I Proving the Linear Transformation definition

[Aleoa]

HI .I'm trying to prove that, for a linear transformation, it is worth that:

f(a\bar{x}+b\bar{y})=af(\bar{x})+bf(\bar{y}) for every real numbers a and b.

Until now, I have proved by myself that

f(\bar{x}+\bar{y})=f(\bar{x})+f(\bar{y}).

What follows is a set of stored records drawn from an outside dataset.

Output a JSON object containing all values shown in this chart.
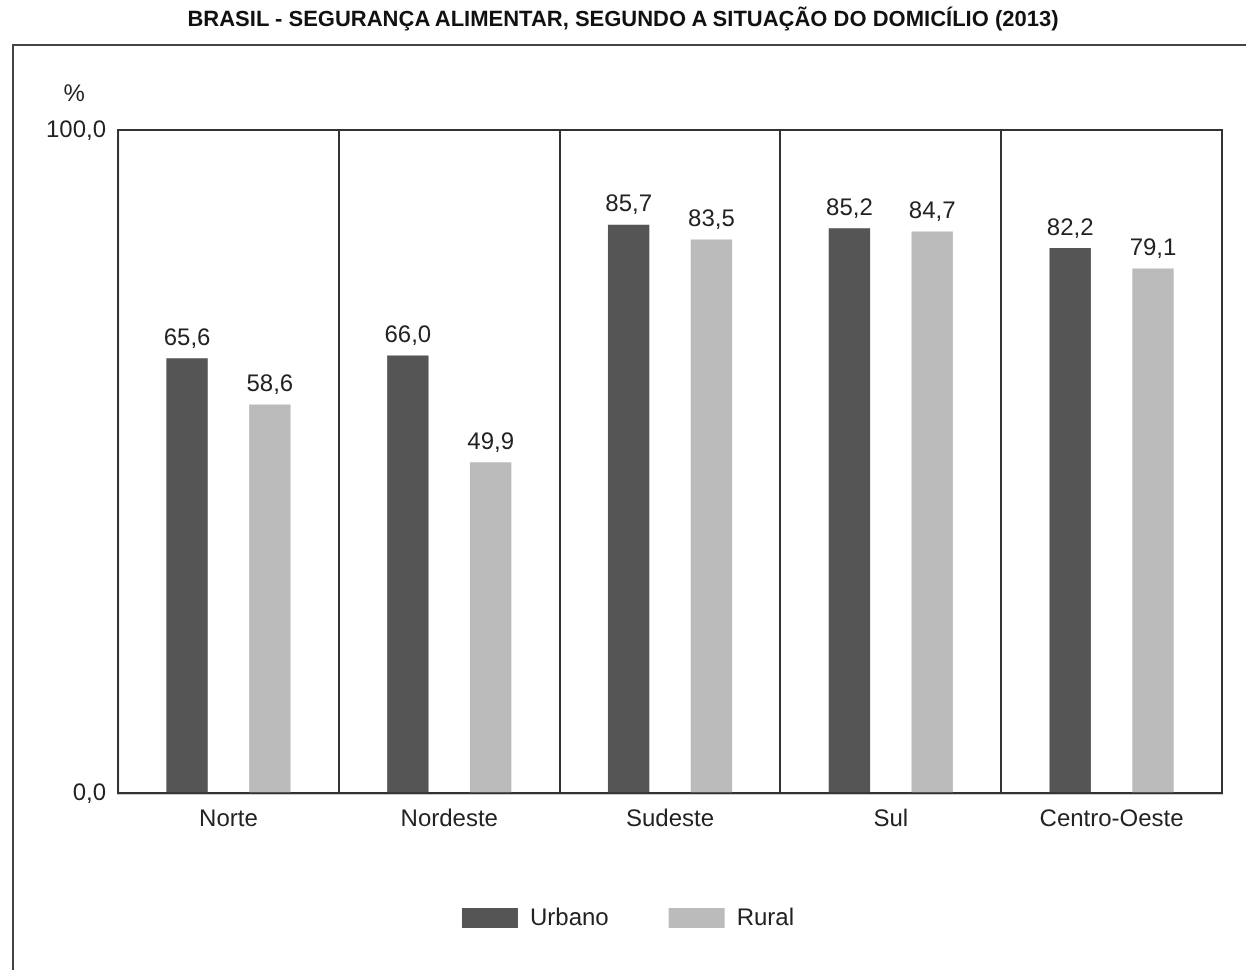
{
  "chart_data": {
    "type": "bar",
    "title": "BRASIL - SEGURANÇA ALIMENTAR, SEGUNDO A SITUAÇÃO DO DOMICÍLIO (2013)",
    "ylabel": "%",
    "categories": [
      "Norte",
      "Nordeste",
      "Sudeste",
      "Sul",
      "Centro-Oeste"
    ],
    "series": [
      {
        "name": "Urbano",
        "color": "#555555",
        "values": [
          65.6,
          66.0,
          85.7,
          85.2,
          82.2
        ],
        "value_labels": [
          "65,6",
          "66,0",
          "85,7",
          "85,2",
          "82,2"
        ]
      },
      {
        "name": "Rural",
        "color": "#bbbbbb",
        "values": [
          58.6,
          49.9,
          83.5,
          84.7,
          79.1
        ],
        "value_labels": [
          "58,6",
          "49,9",
          "83,5",
          "84,7",
          "79,1"
        ]
      }
    ],
    "ylim": [
      0,
      100
    ],
    "yticks": [
      {
        "value": 0,
        "label": "0,0"
      },
      {
        "value": 100,
        "label": "100,0"
      }
    ],
    "grid": "x",
    "legend": "bottom"
  }
}
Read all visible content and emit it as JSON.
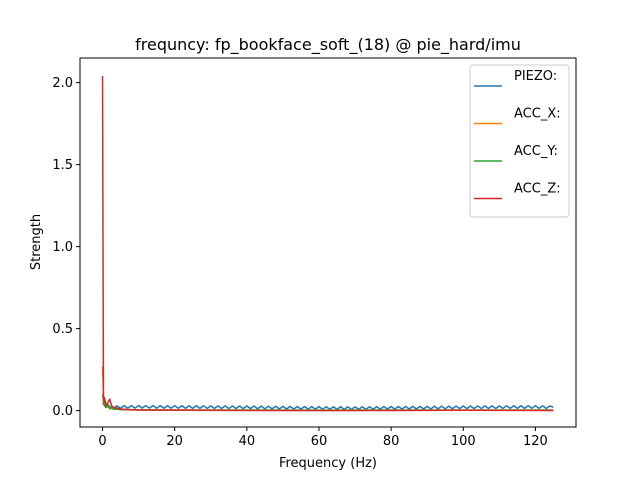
{
  "chart_data": {
    "type": "line",
    "title": "frequncy: fp_bookface_soft_(18) @ pie_hard/imu",
    "xlabel": "Frequency (Hz)",
    "ylabel": "Strength",
    "xlim": [
      -6.25,
      131.25
    ],
    "ylim": [
      -0.1,
      2.15
    ],
    "xticks": [
      0,
      20,
      40,
      60,
      80,
      100,
      120
    ],
    "yticks": [
      0.0,
      0.5,
      1.0,
      1.5,
      2.0
    ],
    "xtick_labels": [
      "0",
      "20",
      "40",
      "60",
      "80",
      "100",
      "120"
    ],
    "ytick_labels": [
      "0.0",
      "0.5",
      "1.0",
      "1.5",
      "2.0"
    ],
    "grid": false,
    "legend_position": "top-right",
    "series": [
      {
        "name": "PIEZO:",
        "color": "#1f77b4",
        "x": [
          0,
          0.5,
          1,
          2,
          3,
          5,
          10,
          20,
          30,
          40,
          50,
          60,
          70,
          80,
          90,
          100,
          110,
          120,
          125
        ],
        "y": [
          0.05,
          0.03,
          0.02,
          0.025,
          0.02,
          0.022,
          0.023,
          0.022,
          0.021,
          0.02,
          0.018,
          0.016,
          0.015,
          0.017,
          0.018,
          0.02,
          0.021,
          0.022,
          0.02
        ],
        "zigzag": 0.008
      },
      {
        "name": "ACC_X:",
        "color": "#ff7f0e",
        "x": [
          0,
          0.3,
          0.6,
          1,
          1.5,
          2,
          3,
          5,
          10,
          20,
          40,
          60,
          80,
          100,
          125
        ],
        "y": [
          0.27,
          0.05,
          0.03,
          0.02,
          0.025,
          0.015,
          0.01,
          0.008,
          0.005,
          0.004,
          0.003,
          0.003,
          0.003,
          0.003,
          0.003
        ],
        "zigzag": 0.0
      },
      {
        "name": "ACC_Y:",
        "color": "#2ca02c",
        "x": [
          0,
          0.3,
          0.6,
          1,
          1.5,
          2,
          2.5,
          3,
          4,
          5,
          10,
          20,
          40,
          60,
          80,
          100,
          125
        ],
        "y": [
          0.1,
          0.06,
          0.03,
          0.02,
          0.04,
          0.01,
          0.02,
          0.01,
          0.008,
          0.006,
          0.004,
          0.003,
          0.003,
          0.002,
          0.003,
          0.003,
          0.003
        ],
        "zigzag": 0.0
      },
      {
        "name": "ACC_Z:",
        "color": "#d62728",
        "x": [
          0,
          0.25,
          0.5,
          1,
          1.5,
          2,
          2.5,
          3,
          4,
          5,
          7,
          10,
          15,
          20,
          40,
          60,
          80,
          100,
          125
        ],
        "y": [
          2.04,
          0.06,
          0.08,
          0.03,
          0.05,
          0.07,
          0.03,
          0.02,
          0.015,
          0.01,
          0.006,
          0.004,
          0.003,
          0.003,
          0.001,
          0.0,
          0.001,
          0.002,
          0.001
        ],
        "zigzag": 0.0
      }
    ]
  }
}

and , using this result i proved that:

f(a\bar{v}) = f(\sum\bar{v})\text{(Sum it $a$ times)}.
=\sum f(\bar{v}).
=af(\bar{v}).
for every integer a.

How can I use this result in order to prove that
f(a\bar{v}) = af(\bar{v})
for every a\in \mathbb{R} ?

 

[PeroK]

The result you are trying to prove is the definition of a linear transformation. You can't prove this.

 

[Aleoa]

Hi @PeroK . Thanks for the reply.
I don't know, my book says it's possible to derive this result as i asked in my first post, even if it doesn't show how.

I upload the book's section I'm referring:

The book doens't start with the definition of Linear Trasformation, but try to deduce it.

 

[PeroK]

How is $f$ defined?

 

[Aleoa]

Simply says that f is a one-to-one affine trasformation that keeps the origin fixed.
Before, it says that the affine trasformation is a trasformation that carries lines to lines

 

[PeroK]

Simply says that f is a one-to-one affine trasformation that keeps the origin fixed.
Before, it says that the affine trasformation is a trasformation that carries lines to lines

Don't you think it might have been important to say that in the OP?

 

[Aleoa]

Don't you think it might have been important to say that in the OP?

I'm sorry. I'm here for improving :)

 

[Aleoa]

Anyone ?

 

[stevendaryl]

Well, in the section you quoted, it says "The proof of this fact is a little tricky, and we will prove it in an appendix..."

 

[Aleoa]

What i don't understand are the deductions done by my book, and you can see them in the 2 pictures i posted.

 

[Aleoa]

f(a\bar{v}) = f(\sum\bar{v})\text{(Sum it $a$ times)}.
=\sum f(\bar{v}).
=af(\bar{v}).
for every integer a.

One thing I am not able to understand is how use this demonstration in order to prove
f(a\bar{v}) =af(\bar{v}).
for every rational a.

My book does this implicitly in this image, but i don't understand what it did...

 

[stevendaryl]

One thing I am not able to understand is how use this demonstration in order to prove
f(a\bar{v}) =af(\bar{v}).
for every rational a.

My book does this implicitly in this image, but i don't understand what it did...

View attachment 222881

I'm not sure about the picture, either. But it seems to me that if it's true for integers, it has to be true for rationals, as well.

$f(n \cdot \frac{x}{n}) = n f(\frac{x}{n})$

Therefore, $f(\frac{x}{n}) = \frac{1}{n} f(x)$.

$f(\frac{m}{n} \cdot x) = m f(\frac{x}{n}) = \frac{m}{n} f(x)$

 

[Aleoa]

I'm not sure about the picture, either. But it seems to me that if it's true for integers, it has to be true for rationals, as well.

$f(n \cdot \frac{x}{n}) = n f(\frac{x}{n})$

Therefore, $f(\frac{x}{n}) = \frac{1}{n} f(x)$.

$f(\frac{m}{n} \cdot x) = m f(\frac{x}{n}) = \frac{m}{n} f(x)$

Thanks so much. Why can't i directly derive this proof to real values of a ?

 

[stevendaryl]

Thanks so much. Why can't i directly derive this proof to real values of a ?

Well, this is a pretty lame example, but suppose I define $f(x)$ this way:

• If $x$ is rational, then $f(x) = x$
• If $x$ is irrational, then $f(x) = 2x$

If $q$ is rational, then $f(qx) = q f(x)$. But if $q = \sqrt{2}$ and $x = \sqrt{2}$, then $f(qx) = f(2) = 2$, but $q f(x) = \sqrt{2} f(\sqrt{2}) = 4$

You need to know that $f(x)$ is continuous in order to prove $f(qx) = q f(x)$ when $q$ is irrational.